A house gives you a place to live. A car can get you to work to earn a living. An education may make you more employable and offer you the opportunity for a better salary. Medical care can keep you alive. While your monthly costs will certainly be lower if you aren't carrying those types of debts, sometimes it may not be feasible to avoid them. As long as your debts for those types of things also meet the other characteristics, it can be OK to make the choice to invest while carrying the debt.

In our case, we still owe on our mortgage and are paying it off. From a car perspective, once we paid off our last car loan, we kept "making the payments," but to a savings account instead of to the financing company. Since then, we've used the money we've saved to buy our cars for cash. We value the flexibility that gives us, especially since we have a teenager about ready to start driving, and we expect our insurance costs to skyrocket shortly.

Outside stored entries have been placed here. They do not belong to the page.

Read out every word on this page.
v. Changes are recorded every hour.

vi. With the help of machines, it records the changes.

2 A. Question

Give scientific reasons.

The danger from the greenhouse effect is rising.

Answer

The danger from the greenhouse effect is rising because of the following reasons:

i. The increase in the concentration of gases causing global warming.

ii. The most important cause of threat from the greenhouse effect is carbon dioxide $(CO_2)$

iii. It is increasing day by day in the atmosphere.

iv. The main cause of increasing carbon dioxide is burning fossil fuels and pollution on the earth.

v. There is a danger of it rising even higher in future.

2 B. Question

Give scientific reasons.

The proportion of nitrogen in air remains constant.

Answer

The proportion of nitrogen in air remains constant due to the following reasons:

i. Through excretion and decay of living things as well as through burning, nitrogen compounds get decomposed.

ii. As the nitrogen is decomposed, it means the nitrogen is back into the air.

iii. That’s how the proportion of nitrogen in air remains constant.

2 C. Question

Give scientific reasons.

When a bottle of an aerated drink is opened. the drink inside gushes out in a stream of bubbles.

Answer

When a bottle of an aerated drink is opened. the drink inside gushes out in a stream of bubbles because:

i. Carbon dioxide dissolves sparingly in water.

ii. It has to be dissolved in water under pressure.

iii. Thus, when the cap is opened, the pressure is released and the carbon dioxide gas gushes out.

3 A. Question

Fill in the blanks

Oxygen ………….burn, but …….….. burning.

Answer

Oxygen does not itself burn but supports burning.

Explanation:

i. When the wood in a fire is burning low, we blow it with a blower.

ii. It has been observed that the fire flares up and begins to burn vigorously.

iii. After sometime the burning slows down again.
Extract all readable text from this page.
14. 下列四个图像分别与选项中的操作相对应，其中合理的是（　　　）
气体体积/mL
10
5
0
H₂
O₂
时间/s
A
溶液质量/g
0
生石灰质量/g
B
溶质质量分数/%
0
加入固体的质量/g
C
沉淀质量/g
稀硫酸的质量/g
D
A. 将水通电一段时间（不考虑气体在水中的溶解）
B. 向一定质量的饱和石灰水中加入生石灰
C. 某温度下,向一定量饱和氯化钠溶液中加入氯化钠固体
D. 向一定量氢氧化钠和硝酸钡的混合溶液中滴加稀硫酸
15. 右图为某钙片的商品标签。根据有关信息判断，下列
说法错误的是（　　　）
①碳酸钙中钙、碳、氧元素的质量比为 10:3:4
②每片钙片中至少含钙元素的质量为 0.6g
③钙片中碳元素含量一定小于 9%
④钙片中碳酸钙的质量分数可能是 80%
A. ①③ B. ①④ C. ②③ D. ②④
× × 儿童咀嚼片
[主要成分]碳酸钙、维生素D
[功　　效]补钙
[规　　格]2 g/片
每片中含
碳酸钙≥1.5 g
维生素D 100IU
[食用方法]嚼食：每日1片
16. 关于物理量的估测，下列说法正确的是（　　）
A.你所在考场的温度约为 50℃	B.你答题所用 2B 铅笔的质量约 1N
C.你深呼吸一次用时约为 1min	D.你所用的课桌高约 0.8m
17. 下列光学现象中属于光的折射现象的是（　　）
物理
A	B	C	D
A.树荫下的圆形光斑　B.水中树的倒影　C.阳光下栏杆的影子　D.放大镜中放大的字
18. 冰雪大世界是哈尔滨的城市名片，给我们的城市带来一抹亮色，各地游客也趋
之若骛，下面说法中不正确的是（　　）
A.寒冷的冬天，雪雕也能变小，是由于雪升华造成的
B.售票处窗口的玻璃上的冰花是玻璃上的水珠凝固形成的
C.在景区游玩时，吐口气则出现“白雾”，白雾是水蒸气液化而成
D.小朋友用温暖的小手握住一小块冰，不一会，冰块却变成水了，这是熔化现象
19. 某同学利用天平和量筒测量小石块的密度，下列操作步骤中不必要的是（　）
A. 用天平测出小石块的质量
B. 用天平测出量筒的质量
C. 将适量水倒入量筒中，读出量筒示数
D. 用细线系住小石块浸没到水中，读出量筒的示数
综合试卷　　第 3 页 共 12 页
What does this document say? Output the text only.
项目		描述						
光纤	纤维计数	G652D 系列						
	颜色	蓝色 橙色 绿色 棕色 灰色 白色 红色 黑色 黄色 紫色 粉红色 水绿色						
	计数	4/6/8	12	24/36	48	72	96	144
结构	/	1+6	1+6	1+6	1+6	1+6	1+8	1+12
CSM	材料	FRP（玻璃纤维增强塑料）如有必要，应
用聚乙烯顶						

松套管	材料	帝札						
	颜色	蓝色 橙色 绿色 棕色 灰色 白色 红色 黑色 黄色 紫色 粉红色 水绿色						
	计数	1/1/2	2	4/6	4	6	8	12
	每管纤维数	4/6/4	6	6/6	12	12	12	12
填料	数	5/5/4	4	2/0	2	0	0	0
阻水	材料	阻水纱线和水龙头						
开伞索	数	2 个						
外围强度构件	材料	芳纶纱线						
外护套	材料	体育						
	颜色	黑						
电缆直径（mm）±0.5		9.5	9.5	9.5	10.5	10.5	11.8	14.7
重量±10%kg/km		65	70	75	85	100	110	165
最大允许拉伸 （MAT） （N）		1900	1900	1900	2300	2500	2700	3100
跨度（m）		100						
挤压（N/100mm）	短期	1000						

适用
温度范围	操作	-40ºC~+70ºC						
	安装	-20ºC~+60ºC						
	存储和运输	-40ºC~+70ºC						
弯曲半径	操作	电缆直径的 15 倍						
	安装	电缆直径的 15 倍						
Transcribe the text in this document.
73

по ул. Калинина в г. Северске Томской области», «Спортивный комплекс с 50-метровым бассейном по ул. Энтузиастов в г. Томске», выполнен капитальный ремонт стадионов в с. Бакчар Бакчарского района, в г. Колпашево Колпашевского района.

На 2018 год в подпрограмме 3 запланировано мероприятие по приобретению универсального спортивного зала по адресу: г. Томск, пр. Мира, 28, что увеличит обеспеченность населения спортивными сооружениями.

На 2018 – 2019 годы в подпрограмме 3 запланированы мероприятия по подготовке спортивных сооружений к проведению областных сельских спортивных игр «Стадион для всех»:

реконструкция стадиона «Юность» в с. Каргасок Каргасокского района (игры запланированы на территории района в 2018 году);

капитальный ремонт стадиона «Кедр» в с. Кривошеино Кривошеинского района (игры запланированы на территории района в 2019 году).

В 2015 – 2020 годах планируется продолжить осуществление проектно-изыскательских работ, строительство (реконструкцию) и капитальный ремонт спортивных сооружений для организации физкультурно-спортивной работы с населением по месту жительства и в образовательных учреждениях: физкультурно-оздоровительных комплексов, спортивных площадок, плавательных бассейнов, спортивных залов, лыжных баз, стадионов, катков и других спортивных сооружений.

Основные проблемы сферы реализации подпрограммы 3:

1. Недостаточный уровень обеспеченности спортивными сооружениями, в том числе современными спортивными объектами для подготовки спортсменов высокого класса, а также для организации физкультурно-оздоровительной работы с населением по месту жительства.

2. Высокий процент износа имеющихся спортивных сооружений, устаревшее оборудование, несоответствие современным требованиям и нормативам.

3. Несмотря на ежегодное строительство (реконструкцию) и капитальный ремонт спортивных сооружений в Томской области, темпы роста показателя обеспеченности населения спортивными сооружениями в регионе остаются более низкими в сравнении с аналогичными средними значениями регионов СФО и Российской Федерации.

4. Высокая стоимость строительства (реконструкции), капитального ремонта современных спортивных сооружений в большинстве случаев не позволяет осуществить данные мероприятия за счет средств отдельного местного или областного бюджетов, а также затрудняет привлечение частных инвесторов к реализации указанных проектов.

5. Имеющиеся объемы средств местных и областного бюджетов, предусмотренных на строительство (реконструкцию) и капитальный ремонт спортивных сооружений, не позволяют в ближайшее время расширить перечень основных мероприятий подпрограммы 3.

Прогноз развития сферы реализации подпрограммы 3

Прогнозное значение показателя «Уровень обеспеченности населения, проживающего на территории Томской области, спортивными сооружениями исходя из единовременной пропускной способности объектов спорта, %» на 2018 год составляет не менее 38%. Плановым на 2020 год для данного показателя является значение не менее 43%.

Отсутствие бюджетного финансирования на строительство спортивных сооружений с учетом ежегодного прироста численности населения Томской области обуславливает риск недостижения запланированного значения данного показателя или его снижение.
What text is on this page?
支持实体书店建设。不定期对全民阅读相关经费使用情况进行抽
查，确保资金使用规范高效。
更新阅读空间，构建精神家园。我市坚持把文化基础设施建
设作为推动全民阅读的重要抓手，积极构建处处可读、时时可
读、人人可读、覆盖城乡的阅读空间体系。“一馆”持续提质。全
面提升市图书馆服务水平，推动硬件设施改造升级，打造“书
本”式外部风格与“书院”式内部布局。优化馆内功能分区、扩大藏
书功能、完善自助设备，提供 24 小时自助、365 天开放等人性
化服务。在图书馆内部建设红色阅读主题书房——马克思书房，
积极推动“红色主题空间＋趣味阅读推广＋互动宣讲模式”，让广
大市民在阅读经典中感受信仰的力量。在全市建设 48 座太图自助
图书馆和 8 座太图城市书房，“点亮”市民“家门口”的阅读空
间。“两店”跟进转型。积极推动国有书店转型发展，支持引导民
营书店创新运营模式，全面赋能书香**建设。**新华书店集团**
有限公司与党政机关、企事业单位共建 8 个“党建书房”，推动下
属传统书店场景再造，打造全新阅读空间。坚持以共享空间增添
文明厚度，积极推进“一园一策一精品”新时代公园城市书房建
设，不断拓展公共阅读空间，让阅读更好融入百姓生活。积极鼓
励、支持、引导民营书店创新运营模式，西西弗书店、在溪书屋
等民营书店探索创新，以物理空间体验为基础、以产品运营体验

Get yourself into a position where you can invest soon

The sooner you can start investing, the longer you can get the market's long-term compounding working on your behalf. That can help you more than almost anything else when it comes to building long-term wealth.

If you've been hesitating on investing because you've worried about your debts, prioritize paying off the ones that don't meet the criteria I listed above. Then, you can make an educated choice as to whether you want to invest while carrying reasonable debts. When your debts are at a low interest rate, carry a low payment, and meet a clear need for your future, you are in a much better spot to make a good choice for yourself.